The Aftermath— Running Time: 1:49 — Rating: R
The bones of “The Aftermath” are solid. The setting — Hamburg in ashes after World War II — is haunting. The interpretation by the cast is first rate. Why then does the film become a little ordinary during its last third?
The story opens with Rachel (Keira Knightley) riding in silence on a train to Hamburg to reunite with her husband, Colonel Lewis Morgan (Jason Clarke). Director James Kent does a fine job of showing us the ruins of that city that followed the surgical strike by the British that killed thousands at war’s end. The city was reduced to ashes. Rachel and Lewis, the British couple, have been assigned to occupy a country mansion now lived in by German architect Stephen (Alexander Skarsgård). With a kind gesture, Lewis invites Stephen to stay on.

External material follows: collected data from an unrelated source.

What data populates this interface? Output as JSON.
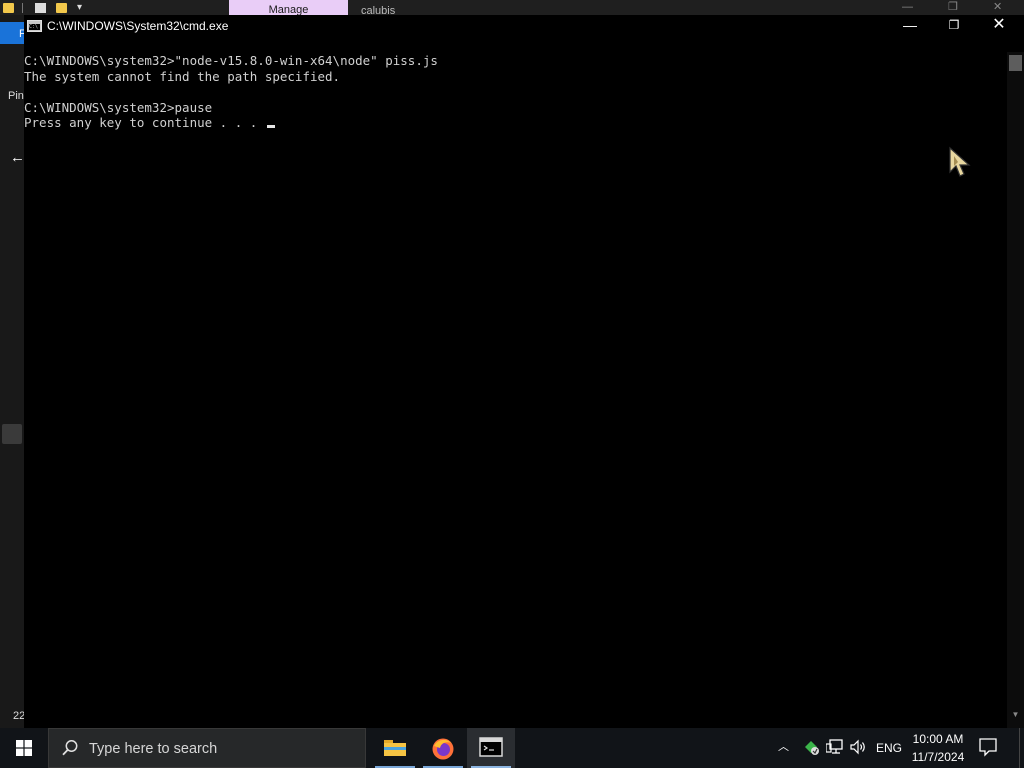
{
  "background_window": {
    "manage_tab": "Manage",
    "title_partial": "calubis",
    "file_tab_partial": "F",
    "pin_label_partial": "Pin",
    "status_partial": "22"
  },
  "cmd_window": {
    "title": "C:\\WINDOWS\\System32\\cmd.exe",
    "lines": [
      "C:\\WINDOWS\\system32>\"node-v15.8.0-win-x64\\node\" piss.js",
      "The system cannot find the path specified.",
      "",
      "C:\\WINDOWS\\system32>pause",
      "Press any key to continue . . . "
    ]
  },
  "taskbar": {
    "search_placeholder": "Type here to search",
    "apps": [
      "file-explorer",
      "firefox",
      "command-prompt"
    ],
    "language": "ENG",
    "time": "10:00 AM",
    "date": "11/7/2024"
  },
  "colors": {
    "console_background": "#000000",
    "console_text": "#d0d0d0",
    "manage_tab": "#e9cdf7",
    "taskbar": "#111418",
    "accent": "#1a73d9"
  },
  "icons": {
    "start": "windows-logo-icon",
    "search": "search-icon",
    "tray": [
      "chevron-up-icon",
      "sync-icon",
      "network-icon",
      "volume-icon",
      "notification-icon"
    ]
  }
}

The wartime death of the son of Rachel and Lewis is the unexplained cloud that hangs over the couple. While their chemistry has the understandable feel of relief at war’s end, it is laced with restraint that is rooted in the circumstances around the loss of their young son.

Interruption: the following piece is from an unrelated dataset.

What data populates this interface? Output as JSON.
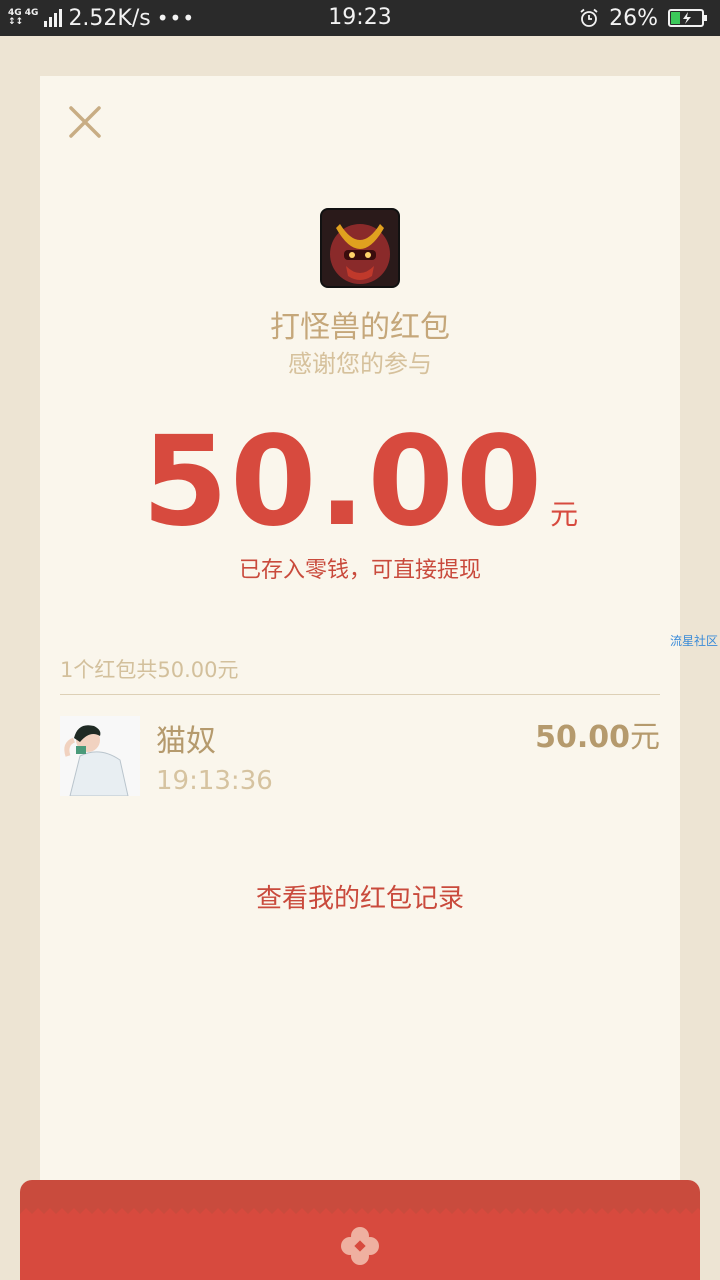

The movie unfolds in the hands of the three fine actors who give us the story with their silences far more than with their words. When Colonel Lewis leaves for six days of an occupation crisis, Rachel and Stephen inevitably overcome their British/German resentment and become lovers. Director Kent has designed a love scene bathed in a fluid mix of light and color as we wonder what will happen when the Colonel comes home to this love affair.
It is then that Director Kent begins to fall into the more conventional ups and downs of lovers/wives/husbands. You will spot the ordinary stuff. Even then though, we are still interested in this quiet film because neither the acting nor the dialogue ever becomes excessive. It’s just the script.
How can anyone resist the long opening train ride while we try to figure out who Rachel is and why she’s there? Equally affecting is the sight of conqueror and enemy, again in silence, learning to live in the same house.
For its first two thirds, the movie conveys the deep feelings of these quiet, damaged people in a way that draws us deeply into the ruins of war. The scars are delivered through silence. Is it worth going? For me, yes. Though ordinary slip ups do undercut the strength at times, actors conveying emotions with expressions rather than words is affecting. Silence is their language in a terrible historical time.
Knightley does all that with few words and big effect. In the same understated but dramatic tone, both Skarsgård and Clarke deliver strength and kindness with few words. The chemistry among the three is sophisticated. When the director turns to the ordinary in the last third, let’s look at it as excusable error in a story compelling for the silences laced with emotion delivered by three good actors.